Internet shutdowns and social media blockages, both of which can greatly hinder advocacy efforts, are not as common in the Global North as they are in the Global South, and as such, organizations may not have the tools and knowledge needed to address these issues. Organizations like CIPESA, for example, which works across Africa to promote effective and inclusive tech policy and its implementation, have experience in addressing such matters.

Organizations located in the specific regions they serve are also better equipped to offer support in remote regions. CIPESA has made recent efforts to provide "digital security support, tools, tips and tricks" to communities that are hard to reach. 

A second reason organizations based in the Global South are better equipped to address the needs of civil society groups in the region is that the technology itself is different. Silva noted, for example, that while iOS-based mobile devices are prevalent in the Global North, they are far less common in the Global South, where Android is the go-to means of communication. 

In addition, ownership of technology in the Global South is much more communal, as not every individual will have their own phone or laptop. “It's community infrastructure. The community has a cellphone. The community has a computer.… The community has internet access. And therefore, digital security is much more collective," Silva said. 

Peer-to-peer network

Another important aspect of the Digital Resilience Network is the peer-to-peer support it offers. As Silva notes, the types of attacks civic organizations face vary from country to country, and each cohort member has a different area of expertise. One organization may have expertise with online harassment, where another may have experience in recovering content from websites that have been hacked or shut down. By coming together to share their knowledge, organizations can find solutions to their problems. 

"Given that the network consists of organizations that are working at the intersection of social justice and technology in the Global South, we are very keen on the opportunity to share knowledge and learn collectively," said Kalemera, adding that the network will also provide an opportunity to strengthen their tech capacity. 

In Mexico, for example, some of the highest-risk populations are civil society rights advocates and journalists, with Mexico being the deadliest country in the world for journalists. Journalists and human rights defenders have had their devices infected with Pegasus spyware. SocialTIC, a Mexico-based NGO provides journalists and social justice organizations and changemakers with the skills needed to keep themselves safe in digital ecosystems. 

"One of the things we've suffered but have also been really aware of is that the technology scene is very complex and has evolved very, very fast. Specifically, the malware industry… is evolving really quickly. And it's very hard for forensic and digital security labs, like ourselves, that are supporting people at risk to keep up with so many different kinds of technologies," said SocialTIC's cofounder and CEO Juan Casanueva. He added that many of the issues are complex and would be better addressed through collaboration.

Since malware is one of SocialTIC's areas of focus, it can not only share its knowledge with other network members, it can also work with the network as the issue continues to evolve. 

"Most of the [network's] resources are oriented to allow people to come together to think, reflect and to collaborate on specific initiatives together," Silva said. "We expect that by creating this space, the learning will travel much easier, much faster, to meet the needs of communities.… We expect to see more collaboration among these groups."
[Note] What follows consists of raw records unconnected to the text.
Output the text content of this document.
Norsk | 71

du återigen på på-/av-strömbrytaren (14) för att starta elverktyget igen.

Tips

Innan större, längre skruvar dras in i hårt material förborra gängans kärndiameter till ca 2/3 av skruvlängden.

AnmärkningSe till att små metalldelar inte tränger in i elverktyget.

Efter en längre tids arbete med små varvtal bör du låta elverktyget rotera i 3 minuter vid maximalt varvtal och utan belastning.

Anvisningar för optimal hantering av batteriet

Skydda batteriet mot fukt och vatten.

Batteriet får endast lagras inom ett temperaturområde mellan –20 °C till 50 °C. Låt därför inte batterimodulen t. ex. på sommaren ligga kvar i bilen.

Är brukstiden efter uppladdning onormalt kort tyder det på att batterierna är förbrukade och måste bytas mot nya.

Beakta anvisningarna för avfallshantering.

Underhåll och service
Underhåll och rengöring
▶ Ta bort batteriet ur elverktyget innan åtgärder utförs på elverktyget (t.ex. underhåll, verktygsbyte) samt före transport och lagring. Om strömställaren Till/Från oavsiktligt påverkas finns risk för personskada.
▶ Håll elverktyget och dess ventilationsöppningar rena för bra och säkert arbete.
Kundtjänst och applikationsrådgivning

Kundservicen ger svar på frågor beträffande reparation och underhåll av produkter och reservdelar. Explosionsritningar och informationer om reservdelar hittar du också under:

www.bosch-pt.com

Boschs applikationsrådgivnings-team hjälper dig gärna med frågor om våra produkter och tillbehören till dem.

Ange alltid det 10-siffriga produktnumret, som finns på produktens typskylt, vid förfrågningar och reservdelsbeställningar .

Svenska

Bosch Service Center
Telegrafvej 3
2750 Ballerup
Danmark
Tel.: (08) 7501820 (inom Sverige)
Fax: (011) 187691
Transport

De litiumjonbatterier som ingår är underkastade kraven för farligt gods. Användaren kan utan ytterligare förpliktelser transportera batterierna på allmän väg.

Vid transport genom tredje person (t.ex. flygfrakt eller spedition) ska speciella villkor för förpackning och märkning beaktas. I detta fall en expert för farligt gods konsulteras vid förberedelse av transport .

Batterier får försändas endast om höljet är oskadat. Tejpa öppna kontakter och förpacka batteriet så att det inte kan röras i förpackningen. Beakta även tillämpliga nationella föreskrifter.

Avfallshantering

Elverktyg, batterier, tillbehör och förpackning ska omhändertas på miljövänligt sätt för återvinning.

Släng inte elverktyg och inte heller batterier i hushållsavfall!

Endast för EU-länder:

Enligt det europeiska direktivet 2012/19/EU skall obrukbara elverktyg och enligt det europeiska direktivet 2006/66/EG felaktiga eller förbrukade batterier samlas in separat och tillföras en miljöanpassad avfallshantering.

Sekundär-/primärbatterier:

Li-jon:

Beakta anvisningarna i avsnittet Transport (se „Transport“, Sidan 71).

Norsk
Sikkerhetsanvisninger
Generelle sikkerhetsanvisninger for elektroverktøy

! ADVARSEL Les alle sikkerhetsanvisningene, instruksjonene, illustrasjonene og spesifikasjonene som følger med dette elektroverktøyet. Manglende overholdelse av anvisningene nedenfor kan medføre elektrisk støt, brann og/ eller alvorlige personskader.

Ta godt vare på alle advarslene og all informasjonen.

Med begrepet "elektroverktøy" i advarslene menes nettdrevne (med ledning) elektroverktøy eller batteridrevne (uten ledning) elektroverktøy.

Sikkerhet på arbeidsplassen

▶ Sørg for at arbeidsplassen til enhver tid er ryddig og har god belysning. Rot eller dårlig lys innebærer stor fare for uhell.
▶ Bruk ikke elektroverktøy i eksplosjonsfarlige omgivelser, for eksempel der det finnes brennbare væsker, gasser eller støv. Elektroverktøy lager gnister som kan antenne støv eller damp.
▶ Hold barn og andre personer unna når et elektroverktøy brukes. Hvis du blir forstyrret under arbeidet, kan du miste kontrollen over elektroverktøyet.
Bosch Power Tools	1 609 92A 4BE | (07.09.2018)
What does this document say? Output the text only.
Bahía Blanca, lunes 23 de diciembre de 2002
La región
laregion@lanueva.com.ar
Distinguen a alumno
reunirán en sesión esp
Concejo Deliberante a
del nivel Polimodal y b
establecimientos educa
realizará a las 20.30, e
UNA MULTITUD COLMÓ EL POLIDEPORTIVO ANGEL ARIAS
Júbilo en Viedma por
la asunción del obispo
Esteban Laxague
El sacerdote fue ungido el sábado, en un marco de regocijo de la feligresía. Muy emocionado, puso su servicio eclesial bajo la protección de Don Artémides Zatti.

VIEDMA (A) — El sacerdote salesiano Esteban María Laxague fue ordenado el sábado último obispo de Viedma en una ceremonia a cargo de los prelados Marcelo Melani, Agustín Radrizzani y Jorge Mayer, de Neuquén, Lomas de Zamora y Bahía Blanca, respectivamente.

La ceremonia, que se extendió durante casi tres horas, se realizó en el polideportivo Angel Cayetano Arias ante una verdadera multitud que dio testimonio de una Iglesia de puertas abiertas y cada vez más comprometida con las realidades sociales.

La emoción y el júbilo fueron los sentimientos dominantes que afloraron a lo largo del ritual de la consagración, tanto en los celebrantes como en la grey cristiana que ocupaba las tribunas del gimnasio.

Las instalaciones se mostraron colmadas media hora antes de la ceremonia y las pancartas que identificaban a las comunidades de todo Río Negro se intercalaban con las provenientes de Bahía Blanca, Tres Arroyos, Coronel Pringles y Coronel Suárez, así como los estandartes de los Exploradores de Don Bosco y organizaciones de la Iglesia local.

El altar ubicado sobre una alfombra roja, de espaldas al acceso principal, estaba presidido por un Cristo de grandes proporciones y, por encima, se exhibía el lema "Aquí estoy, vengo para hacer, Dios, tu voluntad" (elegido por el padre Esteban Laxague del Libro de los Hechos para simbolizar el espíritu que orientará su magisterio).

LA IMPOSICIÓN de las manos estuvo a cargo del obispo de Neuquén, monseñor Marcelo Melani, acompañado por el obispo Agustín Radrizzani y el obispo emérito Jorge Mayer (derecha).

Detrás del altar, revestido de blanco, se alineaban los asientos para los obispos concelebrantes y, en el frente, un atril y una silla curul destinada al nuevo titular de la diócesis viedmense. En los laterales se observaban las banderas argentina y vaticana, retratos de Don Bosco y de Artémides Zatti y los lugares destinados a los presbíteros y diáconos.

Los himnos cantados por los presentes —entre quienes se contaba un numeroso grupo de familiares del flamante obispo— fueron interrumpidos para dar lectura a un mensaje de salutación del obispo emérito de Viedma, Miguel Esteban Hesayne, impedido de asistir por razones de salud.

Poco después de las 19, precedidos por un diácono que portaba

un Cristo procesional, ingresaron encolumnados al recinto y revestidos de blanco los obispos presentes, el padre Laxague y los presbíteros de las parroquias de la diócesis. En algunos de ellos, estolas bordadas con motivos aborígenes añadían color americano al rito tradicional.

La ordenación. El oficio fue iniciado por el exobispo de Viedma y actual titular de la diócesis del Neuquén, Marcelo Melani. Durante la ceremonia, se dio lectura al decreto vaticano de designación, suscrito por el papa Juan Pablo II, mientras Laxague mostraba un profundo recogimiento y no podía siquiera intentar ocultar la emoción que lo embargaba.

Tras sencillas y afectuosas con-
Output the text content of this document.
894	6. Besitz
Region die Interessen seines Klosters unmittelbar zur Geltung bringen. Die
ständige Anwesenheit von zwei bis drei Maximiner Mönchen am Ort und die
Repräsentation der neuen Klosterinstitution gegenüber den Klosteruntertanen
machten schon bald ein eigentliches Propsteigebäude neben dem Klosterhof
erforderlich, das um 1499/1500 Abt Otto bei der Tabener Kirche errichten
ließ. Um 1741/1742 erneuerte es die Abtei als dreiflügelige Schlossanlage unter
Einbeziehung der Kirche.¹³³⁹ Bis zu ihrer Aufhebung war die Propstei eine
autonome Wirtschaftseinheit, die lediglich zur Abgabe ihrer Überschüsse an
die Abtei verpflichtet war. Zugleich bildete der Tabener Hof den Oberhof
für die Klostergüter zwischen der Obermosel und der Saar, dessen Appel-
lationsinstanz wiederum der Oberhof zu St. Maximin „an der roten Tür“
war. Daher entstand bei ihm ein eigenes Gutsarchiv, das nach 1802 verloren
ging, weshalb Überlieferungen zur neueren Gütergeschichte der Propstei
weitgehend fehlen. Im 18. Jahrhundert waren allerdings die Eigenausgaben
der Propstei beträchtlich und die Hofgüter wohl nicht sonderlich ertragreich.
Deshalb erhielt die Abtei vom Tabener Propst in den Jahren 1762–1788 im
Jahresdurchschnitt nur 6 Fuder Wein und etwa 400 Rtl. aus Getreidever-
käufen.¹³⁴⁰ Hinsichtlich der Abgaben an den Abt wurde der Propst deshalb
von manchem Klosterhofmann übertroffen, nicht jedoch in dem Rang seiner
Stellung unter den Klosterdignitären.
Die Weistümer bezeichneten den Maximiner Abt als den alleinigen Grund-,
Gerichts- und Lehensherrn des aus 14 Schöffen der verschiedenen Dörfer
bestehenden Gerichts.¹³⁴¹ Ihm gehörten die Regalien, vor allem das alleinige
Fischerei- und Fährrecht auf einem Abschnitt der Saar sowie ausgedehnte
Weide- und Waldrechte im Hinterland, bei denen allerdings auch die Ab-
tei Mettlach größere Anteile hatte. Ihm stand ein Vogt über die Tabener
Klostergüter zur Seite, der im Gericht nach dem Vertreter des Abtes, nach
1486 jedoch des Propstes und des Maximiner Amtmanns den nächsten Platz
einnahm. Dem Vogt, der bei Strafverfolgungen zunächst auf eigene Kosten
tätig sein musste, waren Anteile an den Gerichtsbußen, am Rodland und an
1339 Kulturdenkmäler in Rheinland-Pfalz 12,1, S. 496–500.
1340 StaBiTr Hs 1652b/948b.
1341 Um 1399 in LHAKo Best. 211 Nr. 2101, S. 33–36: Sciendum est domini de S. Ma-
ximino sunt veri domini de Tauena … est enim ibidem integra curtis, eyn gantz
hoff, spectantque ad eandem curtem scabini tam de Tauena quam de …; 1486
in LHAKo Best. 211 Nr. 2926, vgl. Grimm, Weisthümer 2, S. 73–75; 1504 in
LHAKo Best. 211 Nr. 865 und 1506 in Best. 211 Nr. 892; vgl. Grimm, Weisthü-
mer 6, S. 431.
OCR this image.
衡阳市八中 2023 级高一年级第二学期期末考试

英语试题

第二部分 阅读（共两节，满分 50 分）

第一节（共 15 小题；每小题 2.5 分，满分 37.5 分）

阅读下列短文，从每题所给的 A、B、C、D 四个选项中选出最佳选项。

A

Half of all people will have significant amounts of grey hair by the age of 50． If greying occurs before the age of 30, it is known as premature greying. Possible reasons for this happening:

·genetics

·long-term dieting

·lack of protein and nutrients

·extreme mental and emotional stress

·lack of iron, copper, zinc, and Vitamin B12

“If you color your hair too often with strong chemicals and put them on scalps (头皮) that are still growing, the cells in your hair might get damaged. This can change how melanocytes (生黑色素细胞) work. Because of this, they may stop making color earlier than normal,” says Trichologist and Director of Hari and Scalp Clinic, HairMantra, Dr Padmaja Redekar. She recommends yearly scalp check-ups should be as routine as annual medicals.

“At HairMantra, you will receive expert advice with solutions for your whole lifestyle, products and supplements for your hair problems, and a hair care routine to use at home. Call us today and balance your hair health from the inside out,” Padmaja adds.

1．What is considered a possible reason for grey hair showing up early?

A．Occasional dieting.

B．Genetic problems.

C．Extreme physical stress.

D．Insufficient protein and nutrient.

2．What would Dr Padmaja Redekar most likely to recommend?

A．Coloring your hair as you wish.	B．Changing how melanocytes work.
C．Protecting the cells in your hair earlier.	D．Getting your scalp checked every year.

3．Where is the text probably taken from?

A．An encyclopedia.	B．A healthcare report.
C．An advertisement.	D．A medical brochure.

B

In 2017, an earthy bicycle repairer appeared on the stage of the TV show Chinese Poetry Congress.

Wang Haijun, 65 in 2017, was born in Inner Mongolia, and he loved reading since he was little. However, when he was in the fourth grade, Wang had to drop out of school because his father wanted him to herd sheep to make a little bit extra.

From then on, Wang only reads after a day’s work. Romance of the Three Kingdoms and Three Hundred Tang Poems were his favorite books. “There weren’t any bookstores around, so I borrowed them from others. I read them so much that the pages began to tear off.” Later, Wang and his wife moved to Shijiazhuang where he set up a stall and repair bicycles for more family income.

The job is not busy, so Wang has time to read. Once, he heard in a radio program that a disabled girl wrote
For Kalemera, the network also presents an opportunity to experiment with open source technology and infrastructure to see how resilient it is in the context of their operations and the varied expertise within the network. The network, she said, will serve as "an incubation or hub for experimentation."

“Ultimately, all of those opportunities feed into our wider organization works' direction that would not only enhance resilience and health as organizations, but also the overall sustainability of our work,” Kalemera said.